Lalo, el de la sonrisa platinada, el de los spots de “gobierno cercano”, ahora era humo.

Una sombra bien vestida.

Un hombre que tal vez ya ni viva aquí, que ya duerma en otra ciudad, otra casa, otro cuerpo. Con pasaporte preparado para huir al extranjero y evitar ver su fotografía con cinta negra en los ojos.

—“Nosotros vamos a entregar lo que nos entregaron”, dijo el alcalde.

Y eso era todo.

Un eco.

Una frase hueca, como el cerebro de los burócratas que escriben los informes para no leerlos.

Como la ciudad misma: una casa sin puertas, una catedral con las entrañas podridas y las campanas rotas.

Allá, en la Fiscalía, ya habían recibido la denuncia.

Y como siempre, la pusieron en la pila.

Entre un feminicidio sin resolver y un expediente de narcomenudeo.

Todo apilado, todo perdido.

Porque en este país —como dice Fernanda— la justicia es una mujer sin cara.

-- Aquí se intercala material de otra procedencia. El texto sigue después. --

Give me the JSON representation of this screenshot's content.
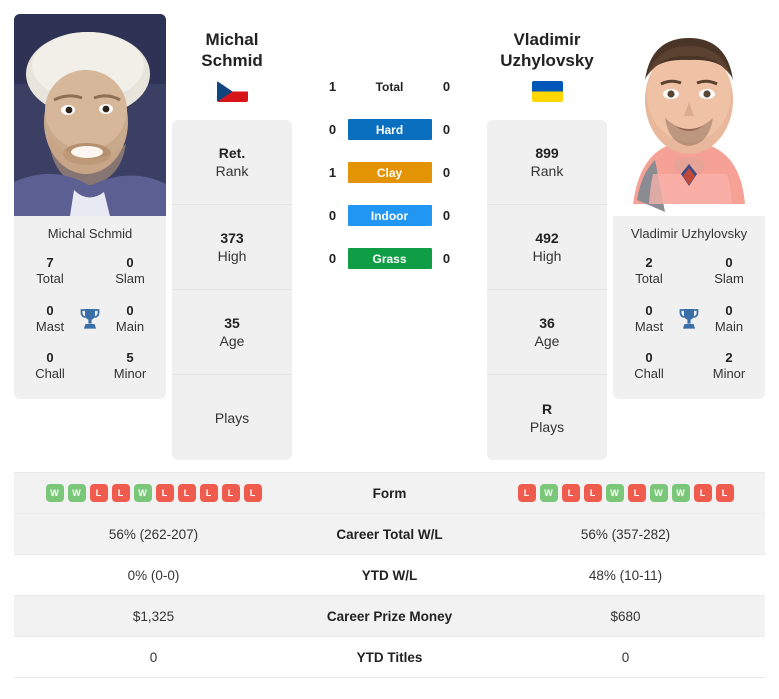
{
  "left_player": {
    "name_line1": "Michal",
    "name_line2": "Schmid",
    "full_name": "Michal Schmid",
    "caption": "Michal Schmid",
    "flag": "czech-republic-flag",
    "titles": {
      "total_value": "7",
      "total_label": "Total",
      "slam_value": "0",
      "slam_label": "Slam",
      "mast_value": "0",
      "mast_label": "Mast",
      "main_value": "0",
      "main_label": "Main",
      "chall_value": "0",
      "chall_label": "Chall",
      "minor_value": "5",
      "minor_label": "Minor"
    },
    "rank_card": [
      {
        "value": "Ret.",
        "label": "Rank"
      },
      {
        "value": "373",
        "label": "High"
      },
      {
        "value": "35",
        "label": "Age"
      },
      {
        "value": "",
        "label": "Plays"
      }
    ],
    "form": [
      "W",
      "W",
      "L",
      "L",
      "W",
      "L",
      "L",
      "L",
      "L",
      "L"
    ]
  },
  "right_player": {
    "name_line1": "Vladimir",
    "name_line2": "Uzhylovsky",
    "full_name": "Vladimir Uzhylovsky",
    "caption": "Vladimir Uzhylovsky",
    "flag": "ukraine-flag",
    "titles": {
      "total_value": "2",
      "total_label": "Total",
      "slam_value": "0",
      "slam_label": "Slam",
      "mast_value": "0",
      "mast_label": "Mast",
      "main_value": "0",
      "main_label": "Main",
      "chall_value": "0",
      "chall_label": "Chall",
      "minor_value": "2",
      "minor_label": "Minor"
    },
    "rank_card": [
      {
        "value": "899",
        "label": "Rank"
      },
      {
        "value": "492",
        "label": "High"
      },
      {
        "value": "36",
        "label": "Age"
      },
      {
        "value": "R",
        "label": "Plays"
      }
    ],
    "form": [
      "L",
      "W",
      "L",
      "L",
      "W",
      "L",
      "W",
      "W",
      "L",
      "L"
    ]
  },
  "head_to_head": [
    {
      "label": "Total",
      "left": "1",
      "right": "0",
      "color": "none",
      "style": "plain"
    },
    {
      "label": "Hard",
      "left": "0",
      "right": "0",
      "color": "#0b6fc0",
      "style": "badge"
    },
    {
      "label": "Clay",
      "left": "1",
      "right": "0",
      "color": "#e29404",
      "style": "badge"
    },
    {
      "label": "Indoor",
      "left": "0",
      "right": "0",
      "color": "#2196f3",
      "style": "badge"
    },
    {
      "label": "Grass",
      "left": "0",
      "right": "0",
      "color": "#0f9d45",
      "style": "badge"
    }
  ],
  "stats_rows": [
    {
      "label": "Form",
      "left": "",
      "right": "",
      "type": "form"
    },
    {
      "label": "Career Total W/L",
      "left": "56% (262-207)",
      "right": "56% (357-282)",
      "type": "text"
    },
    {
      "label": "YTD W/L",
      "left": "0% (0-0)",
      "right": "48% (10-11)",
      "type": "text"
    },
    {
      "label": "Career Prize Money",
      "left": "$1,325",
      "right": "$680",
      "type": "text"
    },
    {
      "label": "YTD Titles",
      "left": "0",
      "right": "0",
      "type": "text"
    }
  ],
  "colors": {
    "win_badge": "#7ac77a",
    "loss_badge": "#ef5b4c",
    "card_bg": "#f0f0f0",
    "row_alt_bg": "#f2f2f2",
    "trophy": "#3a6ea8"
  }
}
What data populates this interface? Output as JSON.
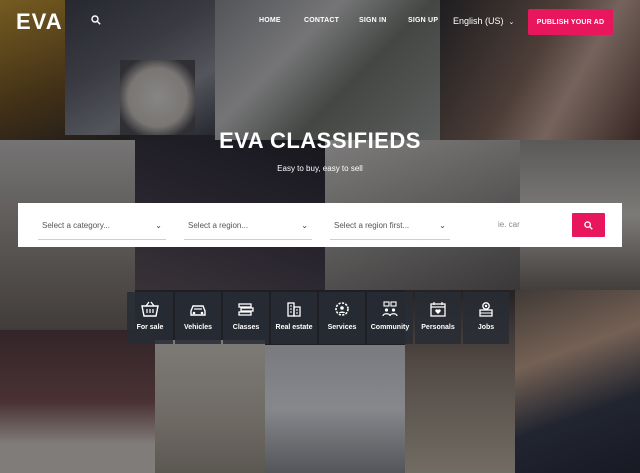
{
  "brand": {
    "name": "EVA"
  },
  "nav": {
    "home": "HOME",
    "contact": "CONTACT",
    "sign_in": "SIGN IN",
    "sign_up": "SIGN UP"
  },
  "language": {
    "label": "English (US)"
  },
  "publish_button": "PUBLISH YOUR AD",
  "hero": {
    "title": "EVA CLASSIFIEDS",
    "subtitle": "Easy to buy, easy to sell"
  },
  "search": {
    "category": "Select a category...",
    "region": "Select a region...",
    "city": "Select a region first...",
    "keyword_placeholder": "ie. car"
  },
  "categories": [
    {
      "label": "For sale",
      "icon": "basket-icon"
    },
    {
      "label": "Vehicles",
      "icon": "car-icon"
    },
    {
      "label": "Classes",
      "icon": "books-icon"
    },
    {
      "label": "Real estate",
      "icon": "building-icon"
    },
    {
      "label": "Services",
      "icon": "gear-person-icon"
    },
    {
      "label": "Community",
      "icon": "chat-people-icon"
    },
    {
      "label": "Personals",
      "icon": "calendar-heart-icon"
    },
    {
      "label": "Jobs",
      "icon": "briefcase-person-icon"
    }
  ],
  "colors": {
    "accent": "#e8175d",
    "tile_bg": "#2b2f36"
  }
}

Y sin dientes, agregando yo que también es coja y manca.

En los bares de Cholula, en la 14 en donde decenas de antros se han instalado en la ciudad cantina, ya se comentaba bajito, como rumor de último momento.

Y como lo canta la Sonora Santanera: En la Angelópolis lo conocen como un magnífico tranza, anda muy bien vestidito que parece hombre de bien, todos lo conocen por Lalito, porque baila reguetón. Robas tú, robo yo.

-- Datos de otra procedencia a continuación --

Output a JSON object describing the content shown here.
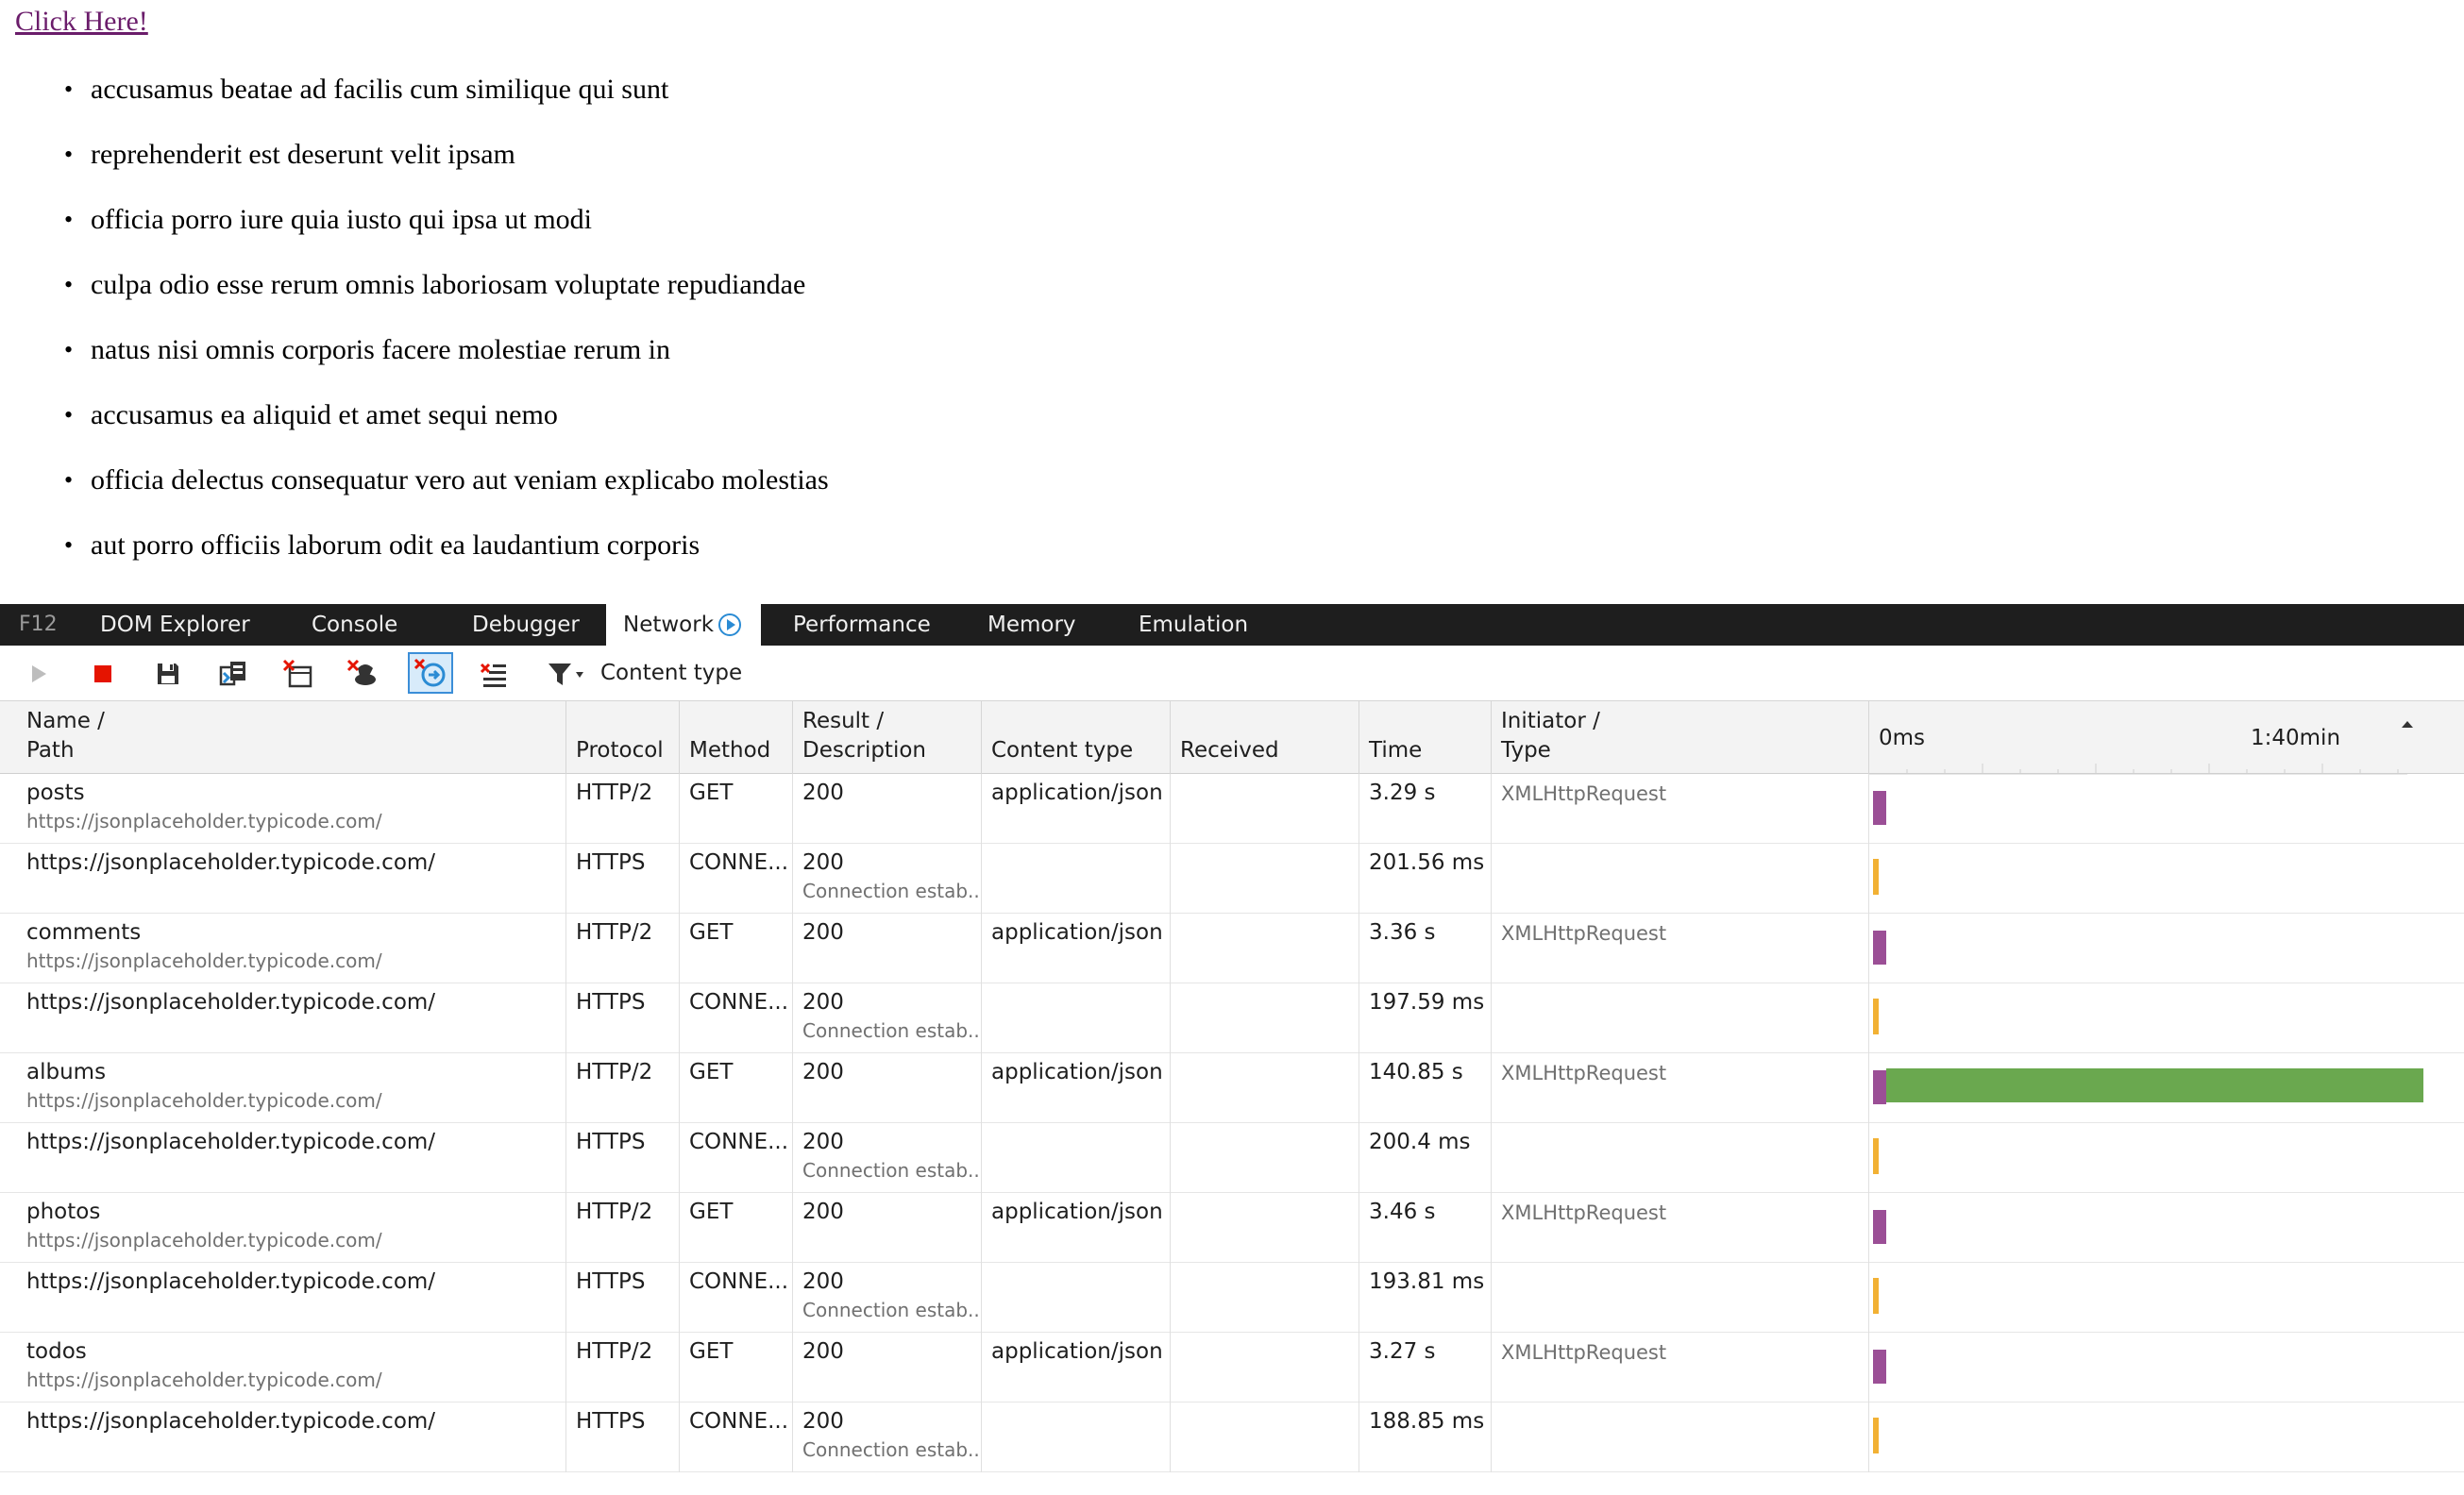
{
  "page": {
    "link_text": "Click Here!",
    "items": [
      "accusamus beatae ad facilis cum similique qui sunt",
      "reprehenderit est deserunt velit ipsam",
      "officia porro iure quia iusto qui ipsa ut modi",
      "culpa odio esse rerum omnis laboriosam voluptate repudiandae",
      "natus nisi omnis corporis facere molestiae rerum in",
      "accusamus ea aliquid et amet sequi nemo",
      "officia delectus consequatur vero aut veniam explicabo molestias",
      "aut porro officiis laborum odit ea laudantium corporis"
    ]
  },
  "devtools": {
    "tabs": {
      "f12": "F12",
      "dom_explorer": "DOM Explorer",
      "console": "Console",
      "debugger": "Debugger",
      "network": "Network",
      "performance": "Performance",
      "memory": "Memory",
      "emulation": "Emulation"
    },
    "active_tab": "Network",
    "toolbar": {
      "filter_label": "Content type",
      "icons": [
        "play-icon",
        "stop-icon",
        "save-icon",
        "export-icon",
        "clear-entries-icon",
        "clear-cache-icon",
        "always-refresh-icon",
        "clear-session-icon",
        "filter-icon"
      ]
    },
    "columns": {
      "name": [
        "Name /",
        "Path"
      ],
      "protocol": "Protocol",
      "method": "Method",
      "result": [
        "Result /",
        "Description"
      ],
      "content_type": "Content type",
      "received": "Received",
      "time": "Time",
      "initiator": [
        "Initiator /",
        "Type"
      ],
      "timeline_start": "0ms",
      "timeline_mid": "1:40min"
    },
    "colors": {
      "request_bar": "#9b4f96",
      "connect_bar": "#f2b134",
      "download_bar": "#6aa84f"
    },
    "rows": [
      {
        "name": "posts",
        "path": "https://jsonplaceholder.typicode.com/",
        "protocol": "HTTP/2",
        "method": "GET",
        "result": "200",
        "description": "",
        "content_type": "application/json",
        "received": "",
        "time": "3.29 s",
        "initiator": "XMLHttpRequest",
        "kind": "request",
        "duration_s": 3.29
      },
      {
        "name": "https://jsonplaceholder.typicode.com/",
        "path": "",
        "protocol": "HTTPS",
        "method": "CONNE...",
        "result": "200",
        "description": "Connection estab...",
        "content_type": "",
        "received": "",
        "time": "201.56 ms",
        "initiator": "",
        "kind": "connect",
        "duration_s": 0.20156
      },
      {
        "name": "comments",
        "path": "https://jsonplaceholder.typicode.com/",
        "protocol": "HTTP/2",
        "method": "GET",
        "result": "200",
        "description": "",
        "content_type": "application/json",
        "received": "",
        "time": "3.36 s",
        "initiator": "XMLHttpRequest",
        "kind": "request",
        "duration_s": 3.36
      },
      {
        "name": "https://jsonplaceholder.typicode.com/",
        "path": "",
        "protocol": "HTTPS",
        "method": "CONNE...",
        "result": "200",
        "description": "Connection estab...",
        "content_type": "",
        "received": "",
        "time": "197.59 ms",
        "initiator": "",
        "kind": "connect",
        "duration_s": 0.19759
      },
      {
        "name": "albums",
        "path": "https://jsonplaceholder.typicode.com/",
        "protocol": "HTTP/2",
        "method": "GET",
        "result": "200",
        "description": "",
        "content_type": "application/json",
        "received": "",
        "time": "140.85 s",
        "initiator": "XMLHttpRequest",
        "kind": "request",
        "duration_s": 140.85
      },
      {
        "name": "https://jsonplaceholder.typicode.com/",
        "path": "",
        "protocol": "HTTPS",
        "method": "CONNE...",
        "result": "200",
        "description": "Connection estab...",
        "content_type": "",
        "received": "",
        "time": "200.4 ms",
        "initiator": "",
        "kind": "connect",
        "duration_s": 0.2004
      },
      {
        "name": "photos",
        "path": "https://jsonplaceholder.typicode.com/",
        "protocol": "HTTP/2",
        "method": "GET",
        "result": "200",
        "description": "",
        "content_type": "application/json",
        "received": "",
        "time": "3.46 s",
        "initiator": "XMLHttpRequest",
        "kind": "request",
        "duration_s": 3.46
      },
      {
        "name": "https://jsonplaceholder.typicode.com/",
        "path": "",
        "protocol": "HTTPS",
        "method": "CONNE...",
        "result": "200",
        "description": "Connection estab...",
        "content_type": "",
        "received": "",
        "time": "193.81 ms",
        "initiator": "",
        "kind": "connect",
        "duration_s": 0.19381
      },
      {
        "name": "todos",
        "path": "https://jsonplaceholder.typicode.com/",
        "protocol": "HTTP/2",
        "method": "GET",
        "result": "200",
        "description": "",
        "content_type": "application/json",
        "received": "",
        "time": "3.27 s",
        "initiator": "XMLHttpRequest",
        "kind": "request",
        "duration_s": 3.27
      },
      {
        "name": "https://jsonplaceholder.typicode.com/",
        "path": "",
        "protocol": "HTTPS",
        "method": "CONNE...",
        "result": "200",
        "description": "Connection estab...",
        "content_type": "",
        "received": "",
        "time": "188.85 ms",
        "initiator": "",
        "kind": "connect",
        "duration_s": 0.18885
      }
    ]
  }
}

Es la corrupción, es la boa que engulle.

Es el ritmo que todos los políticos bailan.

Los meseros lo saben, los periodistas lo saben, las putas de la 14 — pero de Puebla —también lo saben:

Ese dinero ya no existe.

Fue incinerado, lavado, refundido en la cuenta bancaria de otro nombre.

Ahora vive como empresa fachada, como casa de retiro, como asesoría “independiente” como actualización de “sistemas electrónicos”, como “Ayudas Sociales” o como “renta de sillas y carpas para eventos”

Puebla ya se acostumbró.

Aprendió a vivir con las manos en los bolsillos y el cuchillo en la garganta. El delincuente que desde lo público hace el negocio privado. Se enriquece con millones de pesos a costa de la ignorancia o indiferencia del pueblo. Que ahora calla, traga o vota por el menos peor.

A brindar por los ladrones, porque al menos —al menos— no les quitan el internet y regalan despensas a las madres solteras y juguetes a sus hijos.

Y así seguimos.

Con los mil cien millones flotando como cadáveres en un río que nunca baja limpio y que traga todo lo que arrojan.

Con la ciudad en llamas suaves, pero con calor intensó que tizna los huesos.

Y los culpables, siempre, del otro lado del cristal o con tenis para correr, cuando la justicia lenta como tortuga pretenda darles alcance.

¿O no lo cree usted?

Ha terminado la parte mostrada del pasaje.